What was your reaction the first time you heard the finished song?
I… was really pleased with it. It’s still one of those songs that I don’t like to listen to in front of other people, because I feel really vulnerable and almost naked when other people hear it.
When you were at the Billboard Film & TV Music Conference last fall, you talked about never having to go the “sexy route” with your music, because that never felt true to your personality. Who were some of your female musical idols growing up?
My [recent] inspirations are people like Kelly Clarkson, and the people that I listened to when I was growing up were more known for their vocals rather than their sex appeal. I had a lot of respect for Whitney Houston, and Christina Aguilera, on some songs where she was really amazing and wasn’t trying to be sexy or anything like that. I just found that I had more respect for artists that didn’t talk about that stuff, and those were the ones that were more successful.
I feel like, if you have talent, you don’t have to go down that route. If you don’t have to sing about drinking and partying and sex, then don’t. I have a little sister that’s listening to this music — the last thing I want to do is release music that is gonna influence her in a way that will take her down the wrong path. My dad and my family hear this music! I don’t want to feel too uncomfortable when they’re listening to it.
Are there any up-and-coming pop artists who have impressed you with their vocal ability?
Ariana Grande. She has vocals that are just unbelievable, and I have so much respect for her because she is a true singer. She’s someone that I feel like is going to have a long career because of her voice, and I think she’s going to be a huge name. She’s gonna be great.
“Demi” is being released a few months before “The X Factor” comes back in the fall — no one would have blamed you for taking a break from the show, or leaving it altogether, to promote your new album, but you decided to come back for the third season. Why?

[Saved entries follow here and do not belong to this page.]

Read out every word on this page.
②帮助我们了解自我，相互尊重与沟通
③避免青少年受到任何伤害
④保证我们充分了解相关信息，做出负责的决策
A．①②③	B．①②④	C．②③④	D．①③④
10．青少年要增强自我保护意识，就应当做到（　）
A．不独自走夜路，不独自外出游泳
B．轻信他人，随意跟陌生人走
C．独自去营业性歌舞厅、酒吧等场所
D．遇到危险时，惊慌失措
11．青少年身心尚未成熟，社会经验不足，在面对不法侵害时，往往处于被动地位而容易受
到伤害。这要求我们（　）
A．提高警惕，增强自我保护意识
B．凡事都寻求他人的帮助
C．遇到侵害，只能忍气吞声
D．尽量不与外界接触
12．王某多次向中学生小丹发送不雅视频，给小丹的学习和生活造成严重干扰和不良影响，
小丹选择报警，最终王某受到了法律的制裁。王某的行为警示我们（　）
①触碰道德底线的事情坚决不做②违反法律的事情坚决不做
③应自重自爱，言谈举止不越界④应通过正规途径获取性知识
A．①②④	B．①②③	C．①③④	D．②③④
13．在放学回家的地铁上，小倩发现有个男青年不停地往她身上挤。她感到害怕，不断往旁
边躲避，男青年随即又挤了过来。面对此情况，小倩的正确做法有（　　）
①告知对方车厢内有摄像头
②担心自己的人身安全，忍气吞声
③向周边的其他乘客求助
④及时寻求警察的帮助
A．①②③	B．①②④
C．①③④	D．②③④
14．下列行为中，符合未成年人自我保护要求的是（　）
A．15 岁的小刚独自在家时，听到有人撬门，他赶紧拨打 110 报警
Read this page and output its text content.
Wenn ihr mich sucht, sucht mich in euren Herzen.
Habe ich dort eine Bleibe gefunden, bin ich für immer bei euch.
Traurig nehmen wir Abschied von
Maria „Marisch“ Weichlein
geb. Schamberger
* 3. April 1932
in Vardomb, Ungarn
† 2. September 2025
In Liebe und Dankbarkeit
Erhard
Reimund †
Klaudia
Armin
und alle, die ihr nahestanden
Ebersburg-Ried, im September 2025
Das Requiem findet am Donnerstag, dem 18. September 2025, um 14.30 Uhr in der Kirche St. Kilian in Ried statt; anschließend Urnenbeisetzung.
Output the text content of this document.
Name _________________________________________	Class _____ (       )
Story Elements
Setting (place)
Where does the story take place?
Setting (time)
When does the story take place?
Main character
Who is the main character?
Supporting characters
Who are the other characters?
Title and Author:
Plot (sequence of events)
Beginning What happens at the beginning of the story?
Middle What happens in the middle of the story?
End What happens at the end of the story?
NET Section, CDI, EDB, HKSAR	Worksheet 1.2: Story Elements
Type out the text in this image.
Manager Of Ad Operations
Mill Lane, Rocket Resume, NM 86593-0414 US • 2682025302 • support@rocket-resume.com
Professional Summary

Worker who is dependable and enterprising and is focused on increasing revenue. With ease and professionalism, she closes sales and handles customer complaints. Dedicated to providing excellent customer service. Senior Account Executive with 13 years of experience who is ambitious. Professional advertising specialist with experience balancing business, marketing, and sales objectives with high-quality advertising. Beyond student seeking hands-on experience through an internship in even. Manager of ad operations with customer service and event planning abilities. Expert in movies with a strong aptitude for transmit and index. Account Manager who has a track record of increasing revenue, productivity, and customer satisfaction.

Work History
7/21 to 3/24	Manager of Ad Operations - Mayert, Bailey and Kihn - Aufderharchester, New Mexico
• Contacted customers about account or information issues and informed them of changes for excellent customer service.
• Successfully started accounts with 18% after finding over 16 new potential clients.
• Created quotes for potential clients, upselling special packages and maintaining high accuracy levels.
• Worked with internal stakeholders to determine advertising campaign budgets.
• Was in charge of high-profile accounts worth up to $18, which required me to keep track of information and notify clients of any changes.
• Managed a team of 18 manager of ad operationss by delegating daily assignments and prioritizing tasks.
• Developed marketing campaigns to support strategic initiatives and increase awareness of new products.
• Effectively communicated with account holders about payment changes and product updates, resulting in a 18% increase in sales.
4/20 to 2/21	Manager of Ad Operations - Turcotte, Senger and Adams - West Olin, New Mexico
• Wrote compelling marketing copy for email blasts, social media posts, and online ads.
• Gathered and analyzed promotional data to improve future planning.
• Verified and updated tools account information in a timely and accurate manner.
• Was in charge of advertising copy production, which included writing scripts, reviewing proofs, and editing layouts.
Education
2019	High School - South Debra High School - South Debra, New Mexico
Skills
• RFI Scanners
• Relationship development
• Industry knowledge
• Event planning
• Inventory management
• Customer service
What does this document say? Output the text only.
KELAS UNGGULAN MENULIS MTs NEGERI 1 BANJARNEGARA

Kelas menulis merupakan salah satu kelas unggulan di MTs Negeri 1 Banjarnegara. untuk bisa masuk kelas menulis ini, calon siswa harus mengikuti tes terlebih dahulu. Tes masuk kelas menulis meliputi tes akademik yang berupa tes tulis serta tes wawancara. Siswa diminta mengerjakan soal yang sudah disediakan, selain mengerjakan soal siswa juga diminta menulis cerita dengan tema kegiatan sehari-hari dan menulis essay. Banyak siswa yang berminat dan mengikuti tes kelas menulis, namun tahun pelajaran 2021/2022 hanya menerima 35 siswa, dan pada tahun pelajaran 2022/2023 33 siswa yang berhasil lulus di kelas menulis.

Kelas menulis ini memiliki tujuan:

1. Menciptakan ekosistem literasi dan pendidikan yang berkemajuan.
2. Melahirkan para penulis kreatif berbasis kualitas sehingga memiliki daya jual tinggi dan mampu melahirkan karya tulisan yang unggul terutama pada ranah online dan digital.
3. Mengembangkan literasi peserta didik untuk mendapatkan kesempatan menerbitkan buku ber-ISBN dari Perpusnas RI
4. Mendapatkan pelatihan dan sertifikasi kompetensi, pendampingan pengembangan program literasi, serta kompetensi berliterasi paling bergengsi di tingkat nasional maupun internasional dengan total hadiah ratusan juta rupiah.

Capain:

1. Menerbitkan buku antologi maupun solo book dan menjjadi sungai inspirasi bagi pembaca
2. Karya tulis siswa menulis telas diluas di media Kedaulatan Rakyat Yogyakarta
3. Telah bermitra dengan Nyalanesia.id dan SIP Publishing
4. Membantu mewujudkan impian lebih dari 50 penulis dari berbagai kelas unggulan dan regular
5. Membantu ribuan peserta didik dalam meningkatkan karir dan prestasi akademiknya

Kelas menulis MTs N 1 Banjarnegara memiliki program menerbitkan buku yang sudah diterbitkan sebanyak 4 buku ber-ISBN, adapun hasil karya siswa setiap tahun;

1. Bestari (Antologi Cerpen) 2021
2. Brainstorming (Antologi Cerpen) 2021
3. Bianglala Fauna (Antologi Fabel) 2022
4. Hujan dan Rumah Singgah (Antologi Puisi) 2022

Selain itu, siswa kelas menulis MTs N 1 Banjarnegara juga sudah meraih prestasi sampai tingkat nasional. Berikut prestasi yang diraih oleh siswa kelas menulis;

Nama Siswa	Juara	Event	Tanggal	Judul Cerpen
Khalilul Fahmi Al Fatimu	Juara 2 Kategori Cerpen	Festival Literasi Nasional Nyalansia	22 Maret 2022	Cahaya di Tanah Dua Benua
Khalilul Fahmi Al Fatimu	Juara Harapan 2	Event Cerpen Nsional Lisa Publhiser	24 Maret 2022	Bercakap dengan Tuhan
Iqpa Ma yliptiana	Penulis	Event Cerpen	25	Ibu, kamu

There are multiple reasons. When you have the opportunity to be in front of America every single week several times a week, that’s a very incredible opportunity, not only because your fans get to know you better, but… I was on the Disney Channel forever, and was waiting for that right job that would help me cross over to the mainstream world. I was not only in front of my fans every week, but I was also in front of adults. I never used to get recognized by adults, and now when I’m at the airport or the grocery store, the guy behind the register will be like, “I love you on ‘X Factor’!” It’s really awesome to have expanded my fan base.
And there’s also how much [‘X Factor’] did for me last year. I learned so much, and I just want to do it again. I don’t like it when you attach yourself to a judge, and then the judges switch up and you’re like, ‘Oh no!’ I didn’t want any of my fans to think that was me — I didn’t want them to get excited for me to come back, and then I don’t come back, you know? I’m so excited to learn even more next season.